# BeagleBone Black and GPU Support



## Atticus (Apr 4, 2021)

Board :: BeagleBone Black
Architecture :: CPU AM335x 1GHz ARM® Cortex-A8 : GPU PowerVR SGX530

uname -a
FreeBSD generic 12.1 RELEASE FreeBSD 12.1-RELEASE r354233 GENERIC arm

Problem:
I've searched the ports collection for BeagleBone-s' Black GPU driver, PowerVR SGX530, and haven't found it.  Are there any plans to support and develop a driver for the PowerVR SGX530?


----------



## Alexander88207 (Apr 4, 2021)

When searching for PowerVR, there seems to be no opensource driver in general for it.

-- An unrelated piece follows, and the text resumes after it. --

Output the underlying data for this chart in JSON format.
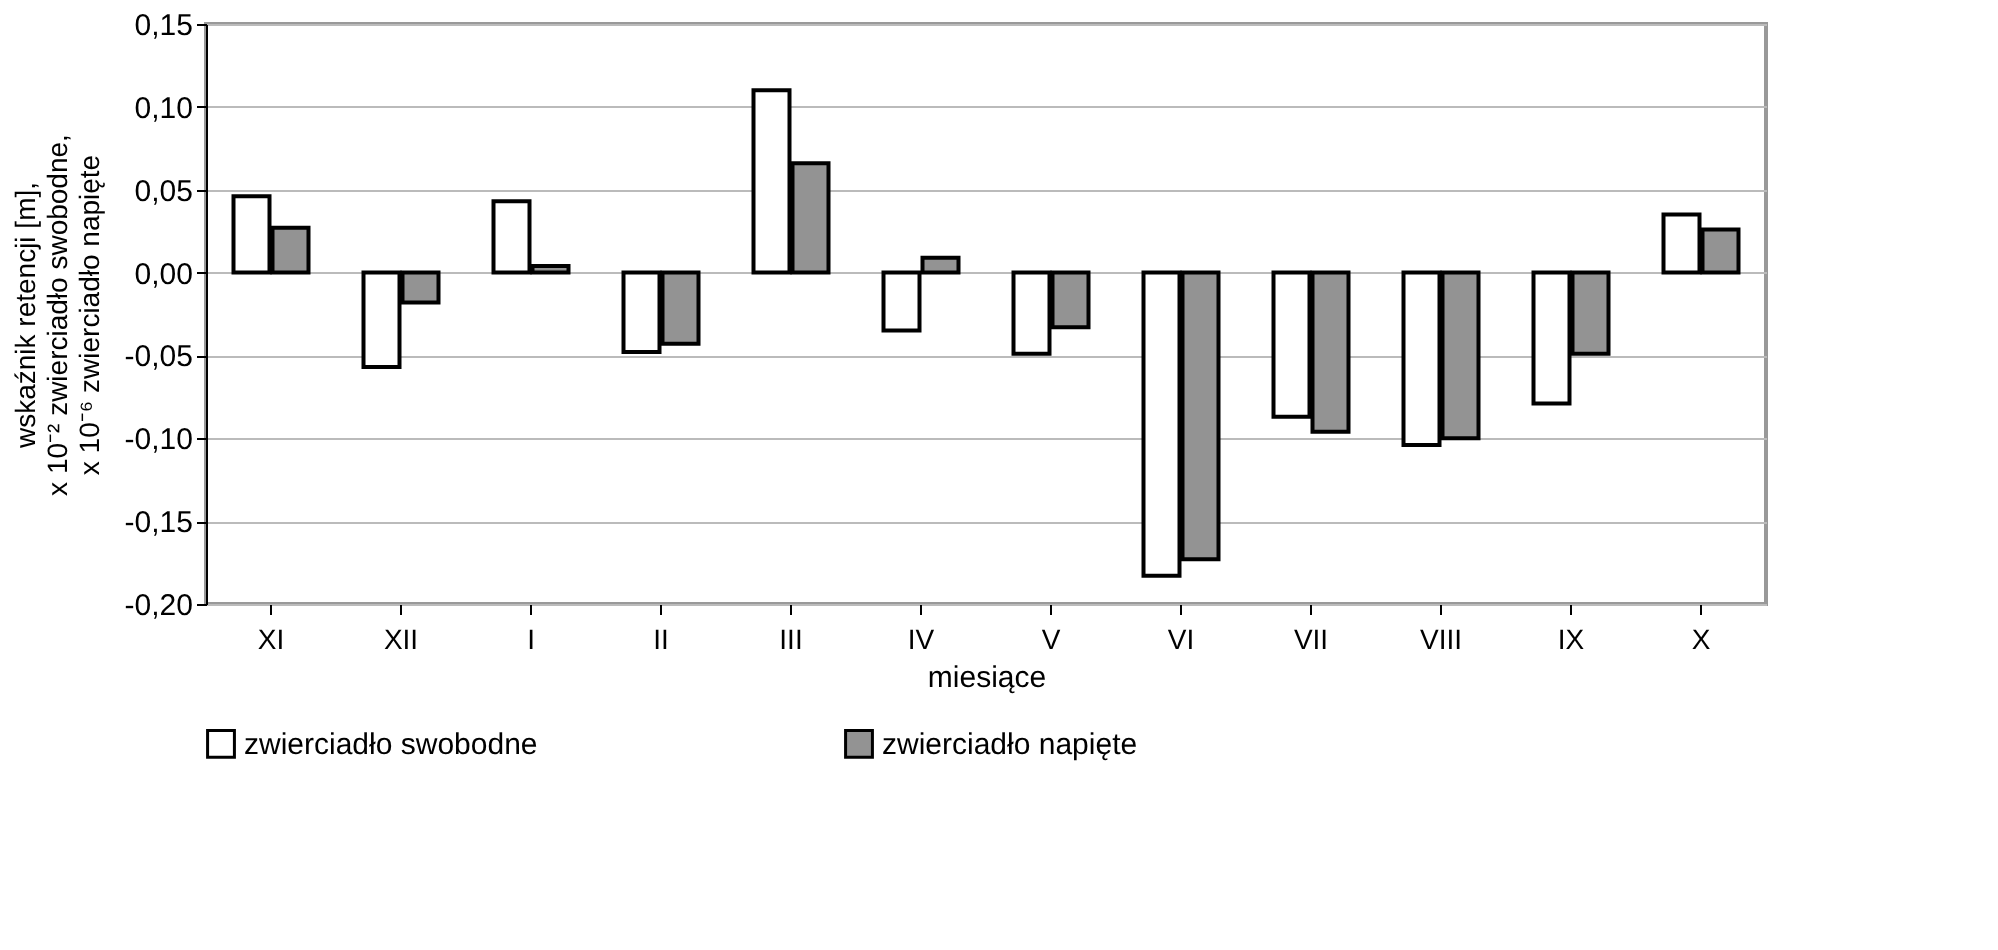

Same as https://forums.freebsd.org/threads/intel-3600-powervr.38791/

BTW: FreeBSD 12.1 is EoL.


----------



## Phishfry (Apr 4, 2021)

The BBB HDMI output worked in the past. What are you looking for a Xorg driver or console?
I ran Openbox on BBB when I first started messing with arm boards.
I used the scfb driver.


----------



## Atticus (Apr 4, 2021)

Alexander88207, you're right about FreeBSD 12.1...
I've attempted to install FreeBSD 12.2-STABLE; however, my board won't boot.  I have an FTDI cable on the way and when I get that cable I'll be able to post more about what's happening during the boot stage...


----------